Some Guidelines when using mathematical symbols
H0 Ha
Equal (=) Not equal (\(\neq\))
Greater Than or equal to (\(\geq\)) Less than (\(\lt\))
Less than or equal to (\(\leq\)) Greater than (\(\gt\))
Examples

We want to test whether the mean GPA of students in American colleges is different from 2.0.

The null and alternative hypothese are

H0: \(\mu\) = 2.0

Ha: \(\mu\) \(\ne\) 2.0

Steps 2 : Perform an appropriate statistical test

For this step we perform something known as the t-test. A t-test is any statistical hypothesis test in which the test statistic follows a t-distribution under the null hypothesis.

A t-test is most commonly applied when the test statistic would follow a normal distribution if the value of a scaling term in the test statistic were known.

The t-test can be used to determine if the means of two sets of data are significantly different from each other.

An independent Samples t-test compares the means for two groups.

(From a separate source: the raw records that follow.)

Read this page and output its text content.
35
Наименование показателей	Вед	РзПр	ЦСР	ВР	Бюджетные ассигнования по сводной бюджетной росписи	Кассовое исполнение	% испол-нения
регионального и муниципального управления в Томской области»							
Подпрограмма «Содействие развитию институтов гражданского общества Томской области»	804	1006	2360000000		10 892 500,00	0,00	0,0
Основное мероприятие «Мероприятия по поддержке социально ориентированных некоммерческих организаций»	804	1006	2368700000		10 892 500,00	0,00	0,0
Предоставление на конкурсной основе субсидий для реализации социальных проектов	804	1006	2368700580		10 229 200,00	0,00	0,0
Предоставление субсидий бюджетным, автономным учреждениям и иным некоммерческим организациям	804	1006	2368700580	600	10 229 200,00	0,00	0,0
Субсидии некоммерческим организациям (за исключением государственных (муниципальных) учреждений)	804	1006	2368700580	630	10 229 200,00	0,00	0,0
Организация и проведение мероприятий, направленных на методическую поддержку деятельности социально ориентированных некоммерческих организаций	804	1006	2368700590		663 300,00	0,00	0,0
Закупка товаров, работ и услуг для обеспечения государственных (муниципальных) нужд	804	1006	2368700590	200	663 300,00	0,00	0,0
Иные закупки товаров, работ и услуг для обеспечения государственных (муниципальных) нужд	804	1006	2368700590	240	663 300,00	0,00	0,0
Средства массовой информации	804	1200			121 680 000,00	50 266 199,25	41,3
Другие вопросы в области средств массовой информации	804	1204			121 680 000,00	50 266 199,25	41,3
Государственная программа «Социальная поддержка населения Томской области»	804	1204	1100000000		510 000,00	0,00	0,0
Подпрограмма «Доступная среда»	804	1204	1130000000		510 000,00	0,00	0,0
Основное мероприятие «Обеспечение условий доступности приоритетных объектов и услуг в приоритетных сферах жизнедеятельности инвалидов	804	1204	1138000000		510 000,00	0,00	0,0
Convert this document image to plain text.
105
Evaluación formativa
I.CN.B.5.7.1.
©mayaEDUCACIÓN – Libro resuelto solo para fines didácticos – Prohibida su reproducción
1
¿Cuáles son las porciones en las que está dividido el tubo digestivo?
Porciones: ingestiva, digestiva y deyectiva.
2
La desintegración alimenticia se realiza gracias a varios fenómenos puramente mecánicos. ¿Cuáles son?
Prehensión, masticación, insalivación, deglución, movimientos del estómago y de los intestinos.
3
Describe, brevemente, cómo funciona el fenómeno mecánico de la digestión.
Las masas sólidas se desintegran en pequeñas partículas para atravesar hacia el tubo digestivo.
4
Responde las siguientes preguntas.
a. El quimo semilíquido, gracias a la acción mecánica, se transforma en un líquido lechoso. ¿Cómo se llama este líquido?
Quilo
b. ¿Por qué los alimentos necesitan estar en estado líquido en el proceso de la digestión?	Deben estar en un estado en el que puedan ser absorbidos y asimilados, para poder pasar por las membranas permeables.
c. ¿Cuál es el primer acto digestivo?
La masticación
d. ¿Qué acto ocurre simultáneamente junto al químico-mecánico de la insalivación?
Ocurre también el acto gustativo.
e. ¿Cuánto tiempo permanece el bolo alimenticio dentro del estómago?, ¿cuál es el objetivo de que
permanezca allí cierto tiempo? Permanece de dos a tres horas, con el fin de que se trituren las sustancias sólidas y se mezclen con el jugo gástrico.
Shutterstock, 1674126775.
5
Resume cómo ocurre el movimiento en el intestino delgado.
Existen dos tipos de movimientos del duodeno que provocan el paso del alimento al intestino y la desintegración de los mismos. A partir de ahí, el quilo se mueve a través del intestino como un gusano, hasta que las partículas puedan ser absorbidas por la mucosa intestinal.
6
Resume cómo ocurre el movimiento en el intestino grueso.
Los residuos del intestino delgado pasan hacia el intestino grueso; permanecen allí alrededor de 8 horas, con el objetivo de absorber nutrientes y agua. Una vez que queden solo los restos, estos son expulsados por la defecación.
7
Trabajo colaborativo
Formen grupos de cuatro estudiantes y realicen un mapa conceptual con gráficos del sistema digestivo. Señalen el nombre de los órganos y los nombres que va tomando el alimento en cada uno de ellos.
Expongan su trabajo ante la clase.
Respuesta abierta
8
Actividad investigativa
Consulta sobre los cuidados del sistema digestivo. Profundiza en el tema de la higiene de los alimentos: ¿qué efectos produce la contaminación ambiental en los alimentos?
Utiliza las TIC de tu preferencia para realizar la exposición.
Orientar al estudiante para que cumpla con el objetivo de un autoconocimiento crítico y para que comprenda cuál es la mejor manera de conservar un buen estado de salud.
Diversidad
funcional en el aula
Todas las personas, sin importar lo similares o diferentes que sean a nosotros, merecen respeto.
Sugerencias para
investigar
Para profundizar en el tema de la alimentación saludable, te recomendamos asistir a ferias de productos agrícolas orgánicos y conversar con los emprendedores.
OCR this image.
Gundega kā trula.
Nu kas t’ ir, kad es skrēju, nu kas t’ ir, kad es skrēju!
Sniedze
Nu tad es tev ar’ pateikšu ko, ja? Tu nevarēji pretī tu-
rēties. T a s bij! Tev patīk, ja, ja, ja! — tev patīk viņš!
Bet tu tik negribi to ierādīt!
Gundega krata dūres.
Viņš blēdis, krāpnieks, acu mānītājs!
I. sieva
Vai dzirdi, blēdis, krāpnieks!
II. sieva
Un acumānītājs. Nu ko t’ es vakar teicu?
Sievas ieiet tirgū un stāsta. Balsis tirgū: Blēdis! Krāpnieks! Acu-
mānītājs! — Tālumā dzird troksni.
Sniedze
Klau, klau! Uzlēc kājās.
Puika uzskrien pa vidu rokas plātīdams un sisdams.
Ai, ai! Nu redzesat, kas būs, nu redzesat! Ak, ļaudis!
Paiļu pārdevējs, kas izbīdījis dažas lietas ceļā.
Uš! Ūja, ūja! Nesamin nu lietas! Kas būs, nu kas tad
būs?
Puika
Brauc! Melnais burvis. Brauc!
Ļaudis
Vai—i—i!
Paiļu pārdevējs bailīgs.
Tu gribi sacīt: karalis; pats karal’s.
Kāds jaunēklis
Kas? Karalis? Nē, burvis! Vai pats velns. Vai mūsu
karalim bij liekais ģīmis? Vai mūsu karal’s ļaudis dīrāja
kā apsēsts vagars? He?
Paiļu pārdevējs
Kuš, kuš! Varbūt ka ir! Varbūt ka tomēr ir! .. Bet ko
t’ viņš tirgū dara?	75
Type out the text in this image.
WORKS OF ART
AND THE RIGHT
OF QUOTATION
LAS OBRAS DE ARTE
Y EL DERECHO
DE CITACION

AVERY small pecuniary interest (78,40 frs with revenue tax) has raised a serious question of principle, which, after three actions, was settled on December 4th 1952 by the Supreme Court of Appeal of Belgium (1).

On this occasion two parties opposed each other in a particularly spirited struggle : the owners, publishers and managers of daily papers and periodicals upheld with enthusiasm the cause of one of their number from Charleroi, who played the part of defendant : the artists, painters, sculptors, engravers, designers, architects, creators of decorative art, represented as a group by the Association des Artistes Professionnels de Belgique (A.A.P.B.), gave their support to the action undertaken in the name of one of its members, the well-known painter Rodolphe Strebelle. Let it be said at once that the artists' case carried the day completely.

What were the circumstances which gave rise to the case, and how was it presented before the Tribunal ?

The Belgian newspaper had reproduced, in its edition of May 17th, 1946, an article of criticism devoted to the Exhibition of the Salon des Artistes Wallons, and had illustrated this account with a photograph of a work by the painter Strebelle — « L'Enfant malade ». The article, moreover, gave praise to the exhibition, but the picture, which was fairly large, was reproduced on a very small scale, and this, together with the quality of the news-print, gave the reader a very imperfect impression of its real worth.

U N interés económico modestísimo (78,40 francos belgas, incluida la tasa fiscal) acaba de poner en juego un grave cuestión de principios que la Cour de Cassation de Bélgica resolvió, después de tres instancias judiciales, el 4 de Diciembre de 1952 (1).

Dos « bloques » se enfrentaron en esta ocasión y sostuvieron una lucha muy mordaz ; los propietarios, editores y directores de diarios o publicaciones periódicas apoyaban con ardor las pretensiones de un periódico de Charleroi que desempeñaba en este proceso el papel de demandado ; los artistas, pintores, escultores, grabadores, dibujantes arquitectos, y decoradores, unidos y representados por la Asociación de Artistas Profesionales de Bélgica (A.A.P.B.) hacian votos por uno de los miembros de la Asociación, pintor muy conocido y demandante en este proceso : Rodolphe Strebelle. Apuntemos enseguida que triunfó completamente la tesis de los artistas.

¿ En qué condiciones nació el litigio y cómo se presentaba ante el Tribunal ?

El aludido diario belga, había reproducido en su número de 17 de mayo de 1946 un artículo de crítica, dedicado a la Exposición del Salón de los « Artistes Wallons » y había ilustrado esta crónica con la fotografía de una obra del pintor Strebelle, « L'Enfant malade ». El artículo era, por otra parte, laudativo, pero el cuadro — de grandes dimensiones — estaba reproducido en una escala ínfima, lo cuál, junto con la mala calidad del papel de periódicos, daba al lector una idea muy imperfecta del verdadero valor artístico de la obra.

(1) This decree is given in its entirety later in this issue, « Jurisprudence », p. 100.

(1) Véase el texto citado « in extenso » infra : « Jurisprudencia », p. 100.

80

A paired sample t-test compares means from the same group at different times

A one sample t-test test the mean of a single group against a known mean.

T-score is a ration between 2 groups and the difference within the groups.

The larger the t score, the more difference there is between groups.

The smaller the t score, the more similarity there is between groups.

Every t-score has a p-value to go with it.

A p-value is th probability that results that your sample data occured by chance.

P-values are from 0% to 100%

Low p-values are good. They indicate that your data did not occur by chance.

Step 3: Decide Whether to reject or accept your null hypothesis.

To understand this step let us solve a problem:

Suppose a sample of n students were give a diagnostic test before studying a particular module and then again after completing the module. We want to find out if in general teaching leads to improvements in students knowledge/skills. We can use the results from our sample of students to draw concludsion about the impact of this module in general.

So since we are calculating the mean of the same sample at different points in time we will be using the Pairesd t-test.

Null hypothesis - There is no difference after completing the module. Alternate Hypothesis - There is a difference after completing the module.

Calculate the difference between the two observations i.e. di = yi - xi.

Calculate the mean difference d

Calcualte the standard deviation of the differences, Sd and use this to calculate the standard error of the mean difference, SE(d) = \(\frac{Sd}{\sqrt{n}}\)

Calculate the T value

t = \(\frac{d}{SE(d)}\)

then use a table of t value to look up the p-values for the paired t-test.